Imam Abu Hanifah rahimahullāh berada di majlis bersama para muridnya di masjid. Ketika sedang asyiknya menjelaskan masalah fiqih, tiba-tiba masuk ke masjid seorang pria tampan, bergaun mewah, tampaknya ia seorang ahli bahasa, berilmu dan ahli sastra.
Ketika Abu Hanifah melihat postur tubuh orang itu, maka Abu Hanifah berpikir bahwa ia seorang yang berilmu, ahli sastra dan retorika (balaghah), serta keterampilan dan intuisi. Sehingga Abu Hanifah segera menghormati kehadirannya. Kemudian beliau mengimbangi duduknya orang tersebut. Beliau mengangkat sorbannya dan bersila. Padahal beliau rahimahullah—sebagaimana diriwayatkan—tengah menderita sakit di lututnya. Namun di majlis itu, beliau tidak menjulurkan kakinya, menahan rasa sakit, dan terus bersila untuk menghormati orang itu. Bahkan beliau berhenti menjelaskan pelajaran untuk para muridnya. Lalu, beliau menghadap pada orang itu, seperti menghadap para ulama, ahli sastra dan penguasa, karena ulama memiliki kehormatan yang tinggi dan kemampuan yang memadai. Dalam hal ini penyair berkata:
العلمُ يَبـني بُيوتاً لا عِمَـادَ لهـا * والجهلُ يَهدِمُ بَيتَ العِـزِّ والكَرَمِ
Ilmu itu membangun rumah-rumah tampa tiang
Bodoh itu menghancurkan rumah yang megah dan mewah
Semua yang di masjid melihat keadaan orang itu, sehingga mereka mengaguminya dengan melihat ketampanan dan keindahan luarnya. Sejak awal duduk orang tersebut tidak berbicara sepatah katapun. Terkait sikapnya ini pepatah mengatakan:
الرِّجَالُ أَسْوَارٌ مَا لَمْ تَتَكَلَّمْ
“Seseorang adalah pagar selama ia belum berbicara.”
Arti pepatah ini adalah, bahwa seseorang tidak ubahnya pagar, sehingga apa yang di belakangnya tidak terlihat sampai ia berbicara, dan ketika ia berbicara, maka tersingkaplah apa yang disembunyikannya. Sebab, pagar (dinding) menyembunyikan kebun-kebun yang dipenuhi bunga-bunga putih di belakangnya; pagar menyembunyikan kota-kota indah yang memiliki banyak sungai; dan pagar juga menyembunyikan barang-barang yang terbenam di belakangnya hingga untuk mengetahuinya ada orang yang datang pada peramal.

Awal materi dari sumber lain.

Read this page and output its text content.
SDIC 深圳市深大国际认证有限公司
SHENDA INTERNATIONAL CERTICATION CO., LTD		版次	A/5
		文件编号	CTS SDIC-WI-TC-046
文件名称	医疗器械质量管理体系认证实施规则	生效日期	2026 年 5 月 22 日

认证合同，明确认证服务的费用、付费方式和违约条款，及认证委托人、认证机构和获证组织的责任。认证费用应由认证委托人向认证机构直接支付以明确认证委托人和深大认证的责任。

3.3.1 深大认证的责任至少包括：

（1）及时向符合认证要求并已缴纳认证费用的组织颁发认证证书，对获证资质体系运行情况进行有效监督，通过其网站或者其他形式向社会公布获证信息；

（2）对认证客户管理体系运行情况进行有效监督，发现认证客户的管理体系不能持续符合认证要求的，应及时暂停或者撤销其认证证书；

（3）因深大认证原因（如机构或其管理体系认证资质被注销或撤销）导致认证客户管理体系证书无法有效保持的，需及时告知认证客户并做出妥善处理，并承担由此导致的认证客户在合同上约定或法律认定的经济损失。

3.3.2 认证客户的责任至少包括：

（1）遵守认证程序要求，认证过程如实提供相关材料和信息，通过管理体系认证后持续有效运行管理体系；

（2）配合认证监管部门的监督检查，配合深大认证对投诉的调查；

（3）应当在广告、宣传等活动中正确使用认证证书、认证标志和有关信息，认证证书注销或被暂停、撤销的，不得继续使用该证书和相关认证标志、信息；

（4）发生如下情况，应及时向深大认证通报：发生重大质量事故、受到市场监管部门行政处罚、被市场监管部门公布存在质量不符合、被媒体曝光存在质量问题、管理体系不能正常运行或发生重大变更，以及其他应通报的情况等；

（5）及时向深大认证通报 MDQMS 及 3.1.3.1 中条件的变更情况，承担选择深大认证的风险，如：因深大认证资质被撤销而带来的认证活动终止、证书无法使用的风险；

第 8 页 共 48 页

Setelah beberapa saat, orang itu bertanya pada Abu Hanifah: “Wahai Abu Hanifah, saya bertanya padamu, jawablah jika engkau benar-benar alim, dimana fatwamu dinantikan banyak orang!” Awalnya Abu Hanifah merasa bahwa beliau tengah ditanya oleh seorang alim dalam masalah agama yang kealimannya tidak diragukan lagi. Abu Hanifah berkata: “Silahkan.” Orang itu berkata: “Kapan orang yang berpuasa berbuka?” Setelah orang itu bertanya, Abu Hanifah merasa bahwa ia ingin suatu yang mendalam dari pertanyaan ini, namun pertanyannya gampang dan mudah, yang bisa saja dijawab oleh anak kecil. Akan tetapi Abu Hanifah mengira bahwa orang ini ingin menguji kesabarannya dengan pertanyaan dangkal dan sederhana. Sehingga Abu Hanifah tetap menghormati orang tersebut.
Abu Hanifah menjawab: “Orang yang berpuasa berbuka jika matahari telah terbenam.” Setelah mendengar jawaban Abu Hanifah, orang itu tampak serius, seakan-akan ia menemukan sesuatu yang bisa menjatuhkannya. Orang itu kembali bertanya: “Jika matahari tidak terbenam di hari itu, bagaimana hai Abu Hanifah?” Setelah pertanyaan kedua ini, terlihat jelas oleh Abu Hanifah apa yang disembunyikan oleh pagar orang itu. Memang, pagarnya berupa bangunan yang sempurna, catnya bagus, penuh warna dan kokoh. Namun sayangnya, itu adalah pagar kuburan! Bukan kuburan manusia, namun kuburan kebodohan.
Abu Hanifah tersenyum menyeringai melihat orang itu. Kemudian ada ungkapan terkenal yang ditulis dalam lembaran berjilid-jilid sejarah dengan tinta emas, sehingga menjadi pepatah yang diwariskan ulama salaf untuk ulama khalaf, yaitu:
آنَ لِأَبِي حَنِيفَة أَن يَمُدَّ رِجْلَيهِ
“Saatnya Abu Hanifah untuk menjulurkan (meregangkan) kedua kakinya.”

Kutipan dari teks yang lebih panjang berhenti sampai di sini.